Bash has a pretty complicated logic on which scripts it runs and when.
But it mostly boils down to:
- if you have settings that are inherited from parent process to child (environment variables,
ulimit
s), you usually need to set them only once at each login, so it would be more efficient to put them into .profile
rather than .bashrc
.
- if you have settings that are both inherited and additive (e.g. adding something to the existing value of
PATH
with a construct like PATH=$PATH:/some/directory
), then putting such a setting in .bashrc
would cause that addition happening a second time whenever you start another shell process, which would be silly and wasteful.
For example, if you set PATH=$PATH:/some/directory
in .bashrc
, it works just fine in your main shell. But when you start an editor and then use its shell escape functionality, you may find that your PATH now has a value like ...:/some/directory:/some/directory
. Each layer of child shells would add the directory to the PATH another time. Inheritable, additive settings are generally best placed in .profile
.
- if you have settings that are not inherited between regular processes, like shell aliases or functions, you'll want to define them in
.bashrc
. If you defined them in .profile
, you could find them not available in shells started using the shell escape functionality in various applications. (This also means you'll probably want to add a command to source your .bashrc
at the end of your .profile
so that the session's primary login shell will also get those definitions, unless your distribution's standard /etc/profile
or default .profile
already provides that functionality.)
With the graphical user interface, there is one more complication. The GUI session will usually source the contents of .profile
or equivalent at login (because the respective session start-up script is run as a login shell), so any inheritable settings made there will usually be inherited by the desktop environment, and in turn, any application that is started using desktop icons or menus.

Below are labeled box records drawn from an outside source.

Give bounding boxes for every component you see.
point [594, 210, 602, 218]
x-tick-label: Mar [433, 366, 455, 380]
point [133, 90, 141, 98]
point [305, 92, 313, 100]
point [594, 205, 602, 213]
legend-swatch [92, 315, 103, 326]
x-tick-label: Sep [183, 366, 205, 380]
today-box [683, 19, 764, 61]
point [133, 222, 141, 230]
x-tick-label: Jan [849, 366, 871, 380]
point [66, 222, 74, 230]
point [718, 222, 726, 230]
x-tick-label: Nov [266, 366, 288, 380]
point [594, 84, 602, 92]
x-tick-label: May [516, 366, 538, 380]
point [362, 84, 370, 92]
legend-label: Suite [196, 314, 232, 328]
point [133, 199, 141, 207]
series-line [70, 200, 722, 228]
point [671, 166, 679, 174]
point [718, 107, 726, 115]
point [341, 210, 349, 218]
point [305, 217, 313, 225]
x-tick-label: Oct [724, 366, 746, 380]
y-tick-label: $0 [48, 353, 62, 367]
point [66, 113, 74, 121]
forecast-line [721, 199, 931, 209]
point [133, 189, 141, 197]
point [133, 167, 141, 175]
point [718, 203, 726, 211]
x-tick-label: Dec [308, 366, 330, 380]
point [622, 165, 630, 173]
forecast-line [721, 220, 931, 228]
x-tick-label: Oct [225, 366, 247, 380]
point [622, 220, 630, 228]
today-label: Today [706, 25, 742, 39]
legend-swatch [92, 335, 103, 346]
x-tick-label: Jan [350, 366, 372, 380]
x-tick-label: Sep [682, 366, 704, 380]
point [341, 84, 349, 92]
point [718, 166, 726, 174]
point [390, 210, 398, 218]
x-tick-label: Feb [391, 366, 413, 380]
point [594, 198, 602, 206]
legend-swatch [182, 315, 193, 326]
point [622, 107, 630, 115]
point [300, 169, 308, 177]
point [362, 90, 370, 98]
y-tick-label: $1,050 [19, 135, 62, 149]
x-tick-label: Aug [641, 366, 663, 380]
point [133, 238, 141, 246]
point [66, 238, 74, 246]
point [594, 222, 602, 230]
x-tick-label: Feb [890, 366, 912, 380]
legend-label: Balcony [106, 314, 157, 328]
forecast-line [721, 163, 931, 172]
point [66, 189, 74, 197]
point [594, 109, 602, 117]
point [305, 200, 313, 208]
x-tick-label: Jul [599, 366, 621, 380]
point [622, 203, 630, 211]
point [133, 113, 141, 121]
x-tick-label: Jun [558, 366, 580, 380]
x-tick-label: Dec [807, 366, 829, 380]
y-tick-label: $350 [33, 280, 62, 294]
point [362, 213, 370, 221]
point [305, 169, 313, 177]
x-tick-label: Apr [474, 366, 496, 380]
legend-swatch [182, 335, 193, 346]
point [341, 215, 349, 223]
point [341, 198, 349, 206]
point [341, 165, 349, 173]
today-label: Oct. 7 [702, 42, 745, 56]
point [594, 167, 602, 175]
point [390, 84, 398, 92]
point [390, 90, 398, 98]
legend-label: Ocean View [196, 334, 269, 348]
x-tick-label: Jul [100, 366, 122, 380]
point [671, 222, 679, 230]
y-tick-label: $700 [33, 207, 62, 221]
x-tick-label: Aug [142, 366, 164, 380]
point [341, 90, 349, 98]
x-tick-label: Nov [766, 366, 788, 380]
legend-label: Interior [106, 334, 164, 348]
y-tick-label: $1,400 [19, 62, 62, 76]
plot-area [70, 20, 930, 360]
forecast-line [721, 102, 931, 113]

Any terminal windows within a X11 GUI session can be set up in one of two ways:
- completely independent terminal sessions: each terminal window is treated as an independent login session, and the environment is built up from some basic system-wide defaults for the shell within the terminal emulator process. In this case, each new terminal window will run as a login shell, and so will execute
.profile
or equivalent when opened.
- each terminal window is treated as a part of the main GUI login session: in this case, the shells inside terminal windows are started as non-login shells, and will only execute
.bashrc
or equivalent. The inheritable settings are inherited from the main GUI login session, via desktop environment/window manager processes.